While a national bank in some cases may be under a duty to return benefits it has received as the result of an ultra vires transaction (see First National Bank of Aiken v. Mott Iron Works, 258 U.S. 240, 42 S.Ct. 286, 66 L.Ed. 593; Citizens’ Central National Bank v. Appleton, 216 U.S. 196, 30 S.Ct. 364, 54 L.Ed. 443), the rule if applicable here would not help the defendant since it would not be entitled to a preference against the other depositors of the insolvent bank in the absence of tracing a specific res. Texas & Pacific R. v. Pottorff, 291 U.S. 245, 261, 54 S.Ct. 416, 78 L.Ed. 777; cf. Rankin v. Emigh, 218 U.S. 27, 30 S.Ct. 672, 54 L.Ed. 915. It is well settled that the distribution of the assets of an insolvent national bank is governed by federal law and that state laws which attempt to create preferences which arise at the time of insolvency are to be disregarded. Old Company’s Lehigh, Inc. v. Meeker, 294 U.S. 227, 55 S.Ct. 392, 79 L.Ed. 876; Jennings v. United States Fidelity & Guaranty Co., 294 U.S. 216, 55 S.Ct. 394, 79 L.Ed. 869, 99 A.L.R. 1248; Davis v. Elmira Savings Bank, 161 U.S. 275, 16 S.Ct. 502, 40 L.Ed. 700.
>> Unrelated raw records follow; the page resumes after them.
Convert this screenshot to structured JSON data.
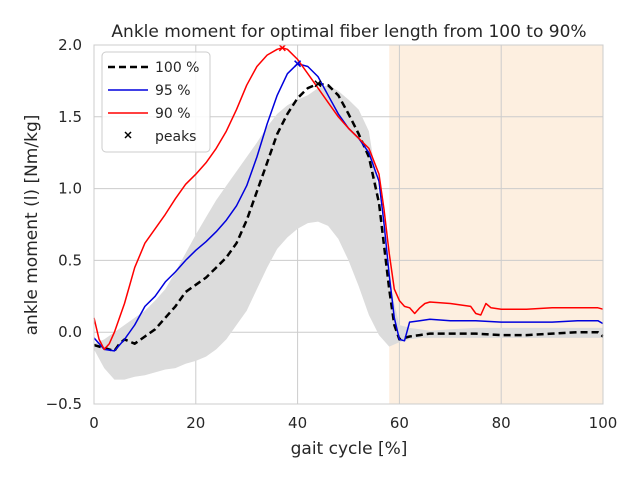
{
  "chart_data": {
    "type": "line",
    "title": "Ankle moment for optimal fiber length from 100 to 90%",
    "xlabel": "gait cycle [%]",
    "ylabel": "ankle moment (l) [Nm/kg]",
    "xlim": [
      0,
      100
    ],
    "ylim": [
      -0.5,
      2.0
    ],
    "xticks": [
      0,
      20,
      40,
      60,
      80,
      100
    ],
    "xtick_labels": [
      "0",
      "20",
      "40",
      "60",
      "80",
      "100"
    ],
    "yticks": [
      -0.5,
      0.0,
      0.5,
      1.0,
      1.5,
      2.0
    ],
    "ytick_labels": [
      "−0.5",
      "0.0",
      "0.5",
      "1.0",
      "1.5",
      "2.0"
    ],
    "grid": true,
    "legend_position": "top-left",
    "shaded_region": {
      "x_start": 58,
      "x_end": 100,
      "color": "#fdefe0"
    },
    "band": {
      "color": "#dcdcdc",
      "x": [
        0,
        2,
        4,
        6,
        8,
        10,
        12,
        14,
        16,
        18,
        20,
        22,
        24,
        26,
        28,
        30,
        32,
        34,
        36,
        38,
        40,
        42,
        44,
        46,
        48,
        50,
        52,
        54,
        56,
        58,
        60,
        62,
        64,
        66,
        70,
        75,
        80,
        85,
        90,
        95,
        100
      ],
      "upper": [
        -0.08,
        -0.05,
        0.0,
        0.05,
        0.1,
        0.15,
        0.22,
        0.3,
        0.42,
        0.55,
        0.68,
        0.8,
        0.92,
        1.02,
        1.12,
        1.22,
        1.32,
        1.43,
        1.52,
        1.58,
        1.62,
        1.65,
        1.7,
        1.72,
        1.68,
        1.62,
        1.55,
        1.4,
        0.95,
        0.35,
        0.05,
        0.03,
        0.02,
        0.01,
        0.02,
        0.03,
        0.03,
        0.03,
        0.03,
        0.03,
        0.03
      ],
      "lower": [
        -0.12,
        -0.25,
        -0.33,
        -0.33,
        -0.31,
        -0.3,
        -0.28,
        -0.26,
        -0.25,
        -0.22,
        -0.2,
        -0.17,
        -0.12,
        -0.05,
        0.05,
        0.15,
        0.3,
        0.45,
        0.58,
        0.66,
        0.72,
        0.76,
        0.77,
        0.74,
        0.65,
        0.5,
        0.32,
        0.12,
        -0.02,
        -0.1,
        -0.07,
        -0.05,
        -0.04,
        -0.04,
        -0.04,
        -0.04,
        -0.04,
        -0.04,
        -0.04,
        -0.04,
        -0.04
      ]
    },
    "series": [
      {
        "name": "100 %",
        "color": "#000000",
        "dash": "dashed",
        "x": [
          0,
          2,
          4,
          5,
          6,
          8,
          10,
          12,
          14,
          16,
          18,
          20,
          22,
          24,
          26,
          28,
          30,
          32,
          34,
          36,
          38,
          40,
          42,
          44,
          46,
          48,
          50,
          52,
          54,
          56,
          57,
          58,
          59,
          60,
          61,
          62,
          64,
          66,
          70,
          75,
          80,
          85,
          90,
          95,
          99,
          100
        ],
        "y": [
          -0.09,
          -0.11,
          -0.13,
          -0.08,
          -0.05,
          -0.08,
          -0.03,
          0.02,
          0.1,
          0.18,
          0.28,
          0.33,
          0.38,
          0.45,
          0.52,
          0.62,
          0.78,
          0.98,
          1.18,
          1.38,
          1.52,
          1.63,
          1.7,
          1.73,
          1.72,
          1.65,
          1.52,
          1.38,
          1.22,
          0.9,
          0.6,
          0.3,
          0.05,
          -0.05,
          -0.04,
          -0.03,
          -0.02,
          -0.01,
          -0.01,
          -0.01,
          -0.02,
          -0.02,
          -0.01,
          0.0,
          0.0,
          -0.03
        ]
      },
      {
        "name": "95 %",
        "color": "#0000dd",
        "dash": "solid",
        "x": [
          0,
          2,
          4,
          6,
          8,
          10,
          12,
          14,
          16,
          18,
          20,
          22,
          24,
          26,
          28,
          30,
          32,
          34,
          36,
          38,
          40,
          42,
          44,
          46,
          48,
          50,
          52,
          54,
          56,
          57,
          58,
          59,
          60,
          61,
          62,
          64,
          66,
          70,
          75,
          80,
          85,
          90,
          95,
          99,
          100
        ],
        "y": [
          -0.04,
          -0.12,
          -0.13,
          -0.05,
          0.05,
          0.18,
          0.25,
          0.35,
          0.42,
          0.5,
          0.57,
          0.63,
          0.7,
          0.78,
          0.88,
          1.02,
          1.22,
          1.45,
          1.65,
          1.8,
          1.87,
          1.85,
          1.78,
          1.65,
          1.52,
          1.42,
          1.35,
          1.25,
          1.05,
          0.75,
          0.4,
          0.1,
          -0.05,
          -0.06,
          0.07,
          0.08,
          0.09,
          0.08,
          0.08,
          0.07,
          0.07,
          0.07,
          0.08,
          0.08,
          0.06
        ]
      },
      {
        "name": "90 %",
        "color": "#ff0000",
        "dash": "solid",
        "x": [
          0,
          1,
          2,
          3,
          4,
          6,
          8,
          10,
          12,
          14,
          16,
          18,
          20,
          22,
          24,
          26,
          28,
          30,
          32,
          34,
          36,
          37,
          38,
          40,
          42,
          44,
          46,
          48,
          50,
          52,
          54,
          56,
          57,
          58,
          59,
          60,
          61,
          62,
          63,
          64,
          65,
          66,
          70,
          74,
          75,
          76,
          77,
          78,
          80,
          85,
          90,
          95,
          99,
          100
        ],
        "y": [
          0.1,
          -0.05,
          -0.12,
          -0.08,
          0.0,
          0.2,
          0.45,
          0.62,
          0.72,
          0.82,
          0.93,
          1.03,
          1.1,
          1.18,
          1.28,
          1.4,
          1.55,
          1.72,
          1.85,
          1.93,
          1.97,
          1.98,
          1.97,
          1.9,
          1.8,
          1.7,
          1.6,
          1.5,
          1.42,
          1.35,
          1.28,
          1.1,
          0.85,
          0.55,
          0.3,
          0.22,
          0.18,
          0.17,
          0.13,
          0.17,
          0.2,
          0.21,
          0.2,
          0.18,
          0.13,
          0.12,
          0.2,
          0.17,
          0.16,
          0.16,
          0.17,
          0.17,
          0.17,
          0.16
        ]
      }
    ],
    "peaks": {
      "name": "peaks",
      "marker": "x",
      "points": [
        {
          "x": 37,
          "y": 1.98,
          "color": "#ff0000"
        },
        {
          "x": 40,
          "y": 1.87,
          "color": "#0000dd"
        },
        {
          "x": 44,
          "y": 1.73,
          "color": "#000000"
        }
      ]
    }
  }
}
*74The City claims that the payments to it prior to the conservatorship were not made “after the commisison of an act of insolvency, or in contemplation thereof * * * with a view to the preference of one creditor to another * * The Bank was closed from March 4, 1933, to March 6, 1933, under proclamations by the Governor of New York and the President of the United States. Later it was permitted to operate under restrictions imposed by the Secretary of the Treasury. On March 20 a conservator was appointed with the powers of a receiver as provided in 12 U.S.C.A. § 203. On January 23, 1934, the Comptroller of the Currency on a finding of insolvency appointed a receiver. The Bank never opened for regular business after March 4, 1933. No attempt was made by the appellants to show any change in the Bank’s condition after March 4, 1933. We hold that the facts indicated that the Bank would not be able to pay its depositors indue course and the trial court could properly draw the inference that the payments were in violation of 12 U.S.C.A. § 91. See Dehne v. Mine Safety Appliance Co., 3 Cir., 94 F.2d 956; cf. Kullman v. Wooley, 5 Cir., 83 F.2d 129; Willing v. Eveloff, 3 Cir., 94 F.2d 344; Hardee v. Washington Loan & Trust Co., 67 App.D.C. 241, 91 F. 2d 314.
The payments made by the conservator were recoverable on still another theory because made out of the assets of an insolvent under a mistake of law. LaParr v. City of Rockford, Ill., 7 Cir., 100 F.2d 564; O’Connor v. Rhodes, 65 App.D.C. 21, 79 F.2d 146, 152, affirmed, 297 U.S. 383, 56 S.Ct. 517, 80 L.Ed. 733. For the foregoing reasons the judgments in the four cases on appeal are affirmed.